Balthazar et le jeune garçon ⇓

Ces deux tableaux nous invite à réfléchir sur le cheminement des mages. Karl Rahner (1904-1984 : écrivain et professeur de théologie) a écrit : « Le cœur des Mages s’est mis en route vers Dieuen même temps que leurs pas se dirigeaient vers Bethléem.Ils ont cherché Dieu, mais c’est Dieu qui conduisait leur recherche[…]Ils le cherchent au firmament du ciel, mais aussi dans leur cœur, dans le silence, et par les questions qu’ils posent aux hommes, y compris aux Juifs et à leurs saintes Ecritures[…].Par une douce condescendance de Dieu, leur science astrologique se trouve être le seul moyen de répondre à leur cœur innocent[…] Ils partent »… Face à leurs questionnements, ils ont reçu un signe….Un appel à se mettre en route qui passera par l’épreuve de la duplicité d’Hérode et l’abandon de leurs certitudes. Devant la tendresse et la fragilité de Jésus, l’Esprit Saint leur parlera : « …ils entrèrent dans la maison, ils virent l’enfant avec Marie sa mère, et tombant à ses pieds, ils se prosternèrent devant lui…Mais, avertis en songe de ne pas retourner chez Hérode, ils regagnèrent leur pays par un autre chemin.» (Mt 2 11-12).
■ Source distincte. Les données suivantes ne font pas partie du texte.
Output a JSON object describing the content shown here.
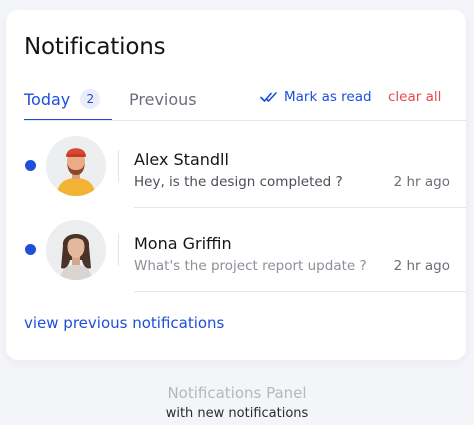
{
  "panel": {
    "title": "Notifications",
    "tabs": [
      {
        "label": "Today",
        "count": "2",
        "active": true
      },
      {
        "label": "Previous",
        "active": false
      }
    ],
    "mark_read_label": "Mark as read",
    "clear_all_label": "clear all",
    "view_previous_label": "view previous notifications"
  },
  "notifications": [
    {
      "name": "Alex Standll",
      "message": "Hey, is the design completed ?",
      "time": "2 hr ago",
      "unread": true,
      "avatar": "person-avatar"
    },
    {
      "name": "Mona Griffin",
      "message": "What's the project report update ?",
      "time": "2 hr ago",
      "unread": true,
      "avatar": "person-avatar"
    }
  ],
  "caption": {
    "title": "Notifications Panel",
    "subtitle": "with new notifications"
  },
  "colors": {
    "accent": "#1d4ed8",
    "unread_dot": "#1f4fd6",
    "danger": "#e5484d",
    "background": "#f4f5f8"
  },
  "icons": {
    "mark_read": "double-check-icon",
    "unread": "unread-dot-icon"
  }
}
Le chemin qu’ils ont parcouru est celui de la conversion et de l’amour ; un chemin qui les a conduit vers le Ressuscité, vers le ciel.  A nous aussi, Il s’offre et Se manifeste dans l’Eucharistie. Apprenons à l’y contempler, présentons Lui le meilleur de nous-même en prenant conscience que nous devons changer nos cœurs. ***

Georgette

*     Arcabas :       Son Œuvre

**   Arcabas :       Triptyque de l’église de la Tour du Pin

*** L’épiphanie :  Fête missionnaire.

Pour ce qui concerne les couleurs et autre symbole : Le symbolisme des couleurs et de l’œuf  et la couleur de Dieu.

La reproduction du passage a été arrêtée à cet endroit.